The landing demonstrated the ability to operate from a very small area at sea or on shore, Lockheed said. Tomlinson began the roughly 14-minute flight with an 80-knot short takeoff. The Marine Corps is due to start using the jump-jet version in December 2012. A conventional F-35 is in early production for the US Air Force, and the Navy will get a model that lands on aircraft carriers.
The United States is scheduled to buy more than 2,400 of the supersonic fighters, the backbone of its air combat fleet for coming decades. Affordability was supposed to be a hallmark of the aircraft, which is also being built for eight overseas partners and other projected foreign buyers, including all those now flying Lockheed's F-16 fighter.
The F-35's average cost has soared 60 percent to 90 percent in real terms beyond what was projected in 2001, when development began, Pentagon officials told Congress last week.
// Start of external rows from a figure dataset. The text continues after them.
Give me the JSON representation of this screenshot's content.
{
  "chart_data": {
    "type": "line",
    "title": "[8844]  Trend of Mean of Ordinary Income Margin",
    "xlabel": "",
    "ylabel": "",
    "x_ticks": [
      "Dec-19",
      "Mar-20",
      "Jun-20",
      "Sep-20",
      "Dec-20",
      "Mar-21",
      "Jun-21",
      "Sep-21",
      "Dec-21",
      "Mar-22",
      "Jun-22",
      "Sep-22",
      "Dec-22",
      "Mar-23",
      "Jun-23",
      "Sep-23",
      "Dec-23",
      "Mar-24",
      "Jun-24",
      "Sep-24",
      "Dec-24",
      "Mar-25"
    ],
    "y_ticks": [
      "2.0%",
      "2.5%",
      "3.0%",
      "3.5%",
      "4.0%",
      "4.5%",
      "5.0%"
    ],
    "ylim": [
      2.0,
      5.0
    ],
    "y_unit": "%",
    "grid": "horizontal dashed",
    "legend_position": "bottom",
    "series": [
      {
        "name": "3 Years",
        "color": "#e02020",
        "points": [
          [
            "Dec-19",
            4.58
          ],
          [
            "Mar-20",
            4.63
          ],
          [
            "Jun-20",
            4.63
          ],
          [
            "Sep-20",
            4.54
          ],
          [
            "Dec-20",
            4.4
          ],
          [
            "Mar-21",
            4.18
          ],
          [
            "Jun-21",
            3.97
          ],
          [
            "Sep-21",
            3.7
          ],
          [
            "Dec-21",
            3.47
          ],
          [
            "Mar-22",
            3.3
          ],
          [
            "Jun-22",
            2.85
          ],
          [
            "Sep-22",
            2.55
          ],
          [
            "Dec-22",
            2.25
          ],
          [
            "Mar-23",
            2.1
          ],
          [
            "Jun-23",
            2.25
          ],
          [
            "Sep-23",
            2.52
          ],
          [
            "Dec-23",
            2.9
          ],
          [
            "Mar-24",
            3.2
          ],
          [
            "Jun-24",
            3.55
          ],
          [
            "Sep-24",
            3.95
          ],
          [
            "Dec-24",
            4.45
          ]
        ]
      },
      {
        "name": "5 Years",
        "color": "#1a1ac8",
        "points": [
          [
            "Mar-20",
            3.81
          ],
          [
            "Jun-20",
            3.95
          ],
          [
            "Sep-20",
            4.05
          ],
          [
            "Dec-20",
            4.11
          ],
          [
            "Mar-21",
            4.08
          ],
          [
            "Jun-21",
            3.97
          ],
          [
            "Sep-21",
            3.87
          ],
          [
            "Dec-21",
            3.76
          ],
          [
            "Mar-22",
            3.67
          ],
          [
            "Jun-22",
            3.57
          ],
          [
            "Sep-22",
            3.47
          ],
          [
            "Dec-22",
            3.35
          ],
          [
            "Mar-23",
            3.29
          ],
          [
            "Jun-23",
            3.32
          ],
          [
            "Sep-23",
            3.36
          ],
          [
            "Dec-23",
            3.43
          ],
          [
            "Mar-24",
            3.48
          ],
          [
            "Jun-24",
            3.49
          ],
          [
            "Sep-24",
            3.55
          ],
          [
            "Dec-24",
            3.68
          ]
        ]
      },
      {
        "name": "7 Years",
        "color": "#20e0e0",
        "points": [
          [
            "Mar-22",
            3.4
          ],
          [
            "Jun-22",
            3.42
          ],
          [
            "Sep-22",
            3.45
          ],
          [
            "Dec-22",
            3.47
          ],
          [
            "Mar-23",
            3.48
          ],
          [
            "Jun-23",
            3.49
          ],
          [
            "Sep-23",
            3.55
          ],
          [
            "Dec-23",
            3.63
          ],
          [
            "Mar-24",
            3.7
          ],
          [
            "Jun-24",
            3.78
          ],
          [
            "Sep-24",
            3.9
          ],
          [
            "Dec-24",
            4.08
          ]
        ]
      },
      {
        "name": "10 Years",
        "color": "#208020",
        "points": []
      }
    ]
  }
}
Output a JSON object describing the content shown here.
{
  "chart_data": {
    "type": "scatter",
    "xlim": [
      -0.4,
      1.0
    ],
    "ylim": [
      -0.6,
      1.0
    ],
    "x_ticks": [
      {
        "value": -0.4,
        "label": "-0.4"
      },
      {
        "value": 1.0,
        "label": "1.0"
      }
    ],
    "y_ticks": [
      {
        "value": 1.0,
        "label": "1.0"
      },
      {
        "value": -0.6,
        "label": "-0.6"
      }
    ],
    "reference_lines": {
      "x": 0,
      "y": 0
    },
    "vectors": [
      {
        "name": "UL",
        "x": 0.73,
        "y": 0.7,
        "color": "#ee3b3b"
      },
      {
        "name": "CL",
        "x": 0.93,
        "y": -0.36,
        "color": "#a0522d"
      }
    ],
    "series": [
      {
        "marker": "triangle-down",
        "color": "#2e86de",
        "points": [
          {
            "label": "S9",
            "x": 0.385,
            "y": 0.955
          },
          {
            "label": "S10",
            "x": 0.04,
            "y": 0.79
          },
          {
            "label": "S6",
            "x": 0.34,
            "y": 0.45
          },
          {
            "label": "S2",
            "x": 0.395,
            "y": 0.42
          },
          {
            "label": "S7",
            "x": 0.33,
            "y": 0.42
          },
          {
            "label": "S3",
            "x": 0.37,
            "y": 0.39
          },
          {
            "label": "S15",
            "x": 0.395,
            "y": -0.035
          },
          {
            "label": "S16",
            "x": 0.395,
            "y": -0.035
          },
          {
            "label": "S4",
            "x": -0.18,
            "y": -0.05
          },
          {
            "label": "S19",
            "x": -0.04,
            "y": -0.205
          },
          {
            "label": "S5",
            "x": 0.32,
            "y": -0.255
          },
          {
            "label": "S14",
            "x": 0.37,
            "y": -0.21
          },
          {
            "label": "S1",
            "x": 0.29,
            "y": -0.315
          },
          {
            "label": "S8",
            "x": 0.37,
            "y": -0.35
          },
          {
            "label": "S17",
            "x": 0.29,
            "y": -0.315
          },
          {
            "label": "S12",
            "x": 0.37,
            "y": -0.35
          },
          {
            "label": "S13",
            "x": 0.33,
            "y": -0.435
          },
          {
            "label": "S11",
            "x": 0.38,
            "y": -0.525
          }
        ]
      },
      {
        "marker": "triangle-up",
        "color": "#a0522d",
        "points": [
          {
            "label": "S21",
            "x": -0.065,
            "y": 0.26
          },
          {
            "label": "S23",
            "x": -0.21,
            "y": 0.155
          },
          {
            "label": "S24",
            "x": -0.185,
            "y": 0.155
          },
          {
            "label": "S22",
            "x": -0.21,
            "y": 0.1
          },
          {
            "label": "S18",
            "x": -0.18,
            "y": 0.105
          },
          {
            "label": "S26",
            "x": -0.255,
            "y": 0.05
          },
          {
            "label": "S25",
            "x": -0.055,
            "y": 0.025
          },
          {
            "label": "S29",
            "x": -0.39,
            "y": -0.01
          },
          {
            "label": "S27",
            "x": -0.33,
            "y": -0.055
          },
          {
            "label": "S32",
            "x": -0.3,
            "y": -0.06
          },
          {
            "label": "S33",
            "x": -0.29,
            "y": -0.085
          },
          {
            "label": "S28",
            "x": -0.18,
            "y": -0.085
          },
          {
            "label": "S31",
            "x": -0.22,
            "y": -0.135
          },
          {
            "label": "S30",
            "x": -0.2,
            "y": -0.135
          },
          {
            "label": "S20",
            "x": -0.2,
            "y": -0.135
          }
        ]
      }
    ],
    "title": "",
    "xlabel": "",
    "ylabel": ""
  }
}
The Air Force and Navy versions are now due to be ready for combat as much as four years after the Marines' F-35B.
Designed primarily to attack ground targets, the aircraft in the test Thursday was powered by a single engine built by the Pratt & Whitney unit of United Technologies Corp. The eight US co-development partners are Britain, Italy, the Netherlands, Turkey, Canada, Australia, Denmark and Norway.
The vertical landing was "a vivid demonstration of innovative technology that will serve the global security needs of the US and its allies for decades to come," Robert Stevens, Lockheed Martin's chairman and chief executive, said in the statement.